Semi-active devices have the capability to modify their stiffness and/or damping characteristics and
adapt their response behaviour to the real event. That means for every single event, the energy
dissipation can be optimised and the damper can be adapted to different excitations.
The essential characteristic of controllable fluids is their ability to change within milliseconds from a
free-flowing, linear viscous fluid to a semisolid with a controllable yield strength when exposed to an
electric (ER fluids) or magnetic (MR fluids) field. From today's point of view, the use of
magnetorheological fluids has the following advantages over electrorheological fluids:
• MR fluids are not sensitive to impurities which can arise from manufacturing and usage
• MR fluids can be mixed with a wide choice of additives to enhance stability, seal life etc.
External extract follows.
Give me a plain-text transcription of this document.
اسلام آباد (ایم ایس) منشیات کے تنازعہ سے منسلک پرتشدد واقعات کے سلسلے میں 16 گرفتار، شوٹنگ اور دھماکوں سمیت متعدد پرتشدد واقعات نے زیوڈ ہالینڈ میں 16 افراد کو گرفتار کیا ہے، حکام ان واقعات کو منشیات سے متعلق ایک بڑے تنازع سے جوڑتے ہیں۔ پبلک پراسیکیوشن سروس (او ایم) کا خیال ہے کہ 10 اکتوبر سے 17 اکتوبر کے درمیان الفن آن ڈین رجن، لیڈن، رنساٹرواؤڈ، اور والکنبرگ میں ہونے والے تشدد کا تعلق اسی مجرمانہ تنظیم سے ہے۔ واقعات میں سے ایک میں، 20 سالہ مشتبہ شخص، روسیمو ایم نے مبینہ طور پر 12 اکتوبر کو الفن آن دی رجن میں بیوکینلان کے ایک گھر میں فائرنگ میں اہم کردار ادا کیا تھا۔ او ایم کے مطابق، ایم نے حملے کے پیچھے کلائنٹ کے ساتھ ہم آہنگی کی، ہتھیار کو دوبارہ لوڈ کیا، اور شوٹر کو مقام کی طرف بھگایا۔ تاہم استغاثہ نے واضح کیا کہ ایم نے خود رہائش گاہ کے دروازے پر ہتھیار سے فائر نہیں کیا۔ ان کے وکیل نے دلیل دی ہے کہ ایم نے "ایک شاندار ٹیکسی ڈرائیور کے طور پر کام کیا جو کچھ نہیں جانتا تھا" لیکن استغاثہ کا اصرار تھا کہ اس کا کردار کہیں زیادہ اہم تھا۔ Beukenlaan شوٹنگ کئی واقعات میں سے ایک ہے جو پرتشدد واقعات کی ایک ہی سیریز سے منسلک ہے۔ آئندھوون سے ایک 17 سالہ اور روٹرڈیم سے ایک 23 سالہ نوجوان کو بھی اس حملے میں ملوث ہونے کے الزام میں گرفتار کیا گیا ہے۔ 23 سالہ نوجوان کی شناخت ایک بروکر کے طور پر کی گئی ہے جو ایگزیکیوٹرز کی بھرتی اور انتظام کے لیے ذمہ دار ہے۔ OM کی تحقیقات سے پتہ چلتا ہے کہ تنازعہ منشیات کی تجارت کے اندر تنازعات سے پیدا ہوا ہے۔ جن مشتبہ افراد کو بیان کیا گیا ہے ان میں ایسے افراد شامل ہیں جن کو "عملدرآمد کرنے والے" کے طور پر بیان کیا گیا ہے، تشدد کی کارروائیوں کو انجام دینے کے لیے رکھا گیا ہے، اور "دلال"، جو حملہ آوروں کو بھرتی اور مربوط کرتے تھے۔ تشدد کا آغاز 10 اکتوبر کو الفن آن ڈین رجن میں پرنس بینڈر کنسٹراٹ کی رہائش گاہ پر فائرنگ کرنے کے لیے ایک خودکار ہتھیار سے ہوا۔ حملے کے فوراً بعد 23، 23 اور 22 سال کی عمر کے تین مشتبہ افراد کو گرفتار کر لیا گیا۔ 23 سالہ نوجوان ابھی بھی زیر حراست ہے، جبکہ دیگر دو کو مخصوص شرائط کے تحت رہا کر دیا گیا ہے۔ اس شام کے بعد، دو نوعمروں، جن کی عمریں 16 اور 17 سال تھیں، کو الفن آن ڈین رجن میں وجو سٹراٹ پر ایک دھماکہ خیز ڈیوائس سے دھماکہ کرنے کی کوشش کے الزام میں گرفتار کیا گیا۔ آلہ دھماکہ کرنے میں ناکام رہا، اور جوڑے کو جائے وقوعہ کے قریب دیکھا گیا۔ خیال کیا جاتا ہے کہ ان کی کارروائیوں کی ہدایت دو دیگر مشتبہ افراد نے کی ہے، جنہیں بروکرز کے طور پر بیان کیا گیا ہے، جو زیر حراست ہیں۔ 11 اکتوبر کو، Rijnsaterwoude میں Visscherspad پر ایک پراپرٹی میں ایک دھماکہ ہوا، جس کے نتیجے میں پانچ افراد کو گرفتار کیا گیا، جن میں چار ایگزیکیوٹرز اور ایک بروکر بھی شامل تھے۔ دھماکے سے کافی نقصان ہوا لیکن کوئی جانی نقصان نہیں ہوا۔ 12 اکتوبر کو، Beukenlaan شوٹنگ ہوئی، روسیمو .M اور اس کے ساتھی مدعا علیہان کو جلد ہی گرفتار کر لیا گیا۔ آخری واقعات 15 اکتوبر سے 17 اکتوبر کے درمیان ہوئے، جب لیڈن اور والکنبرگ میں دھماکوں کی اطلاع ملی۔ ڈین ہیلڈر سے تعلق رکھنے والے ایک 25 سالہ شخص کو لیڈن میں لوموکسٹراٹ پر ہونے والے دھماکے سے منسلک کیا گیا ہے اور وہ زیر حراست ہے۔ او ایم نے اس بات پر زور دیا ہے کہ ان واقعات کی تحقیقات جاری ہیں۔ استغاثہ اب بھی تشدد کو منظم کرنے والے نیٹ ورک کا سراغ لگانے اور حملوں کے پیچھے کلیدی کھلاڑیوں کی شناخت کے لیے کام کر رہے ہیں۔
» MR fluids have a maximum yield stress of up to 100 kPa (ER fluids: 3-3,5 kPa)
» MR fluids can operate at temperatures from - 40°C to + 150°C with only slight variations in yield
stress
On the other hand, the employment of MR fluids makes it necessary to overcome the following
obstacles:
» The generation of an evenly distributed magnetic field is more complicate than the generation of an
electric field
• The occurring effects of sedimentation are much stronger in case of MR-fluids than in ER-fluids.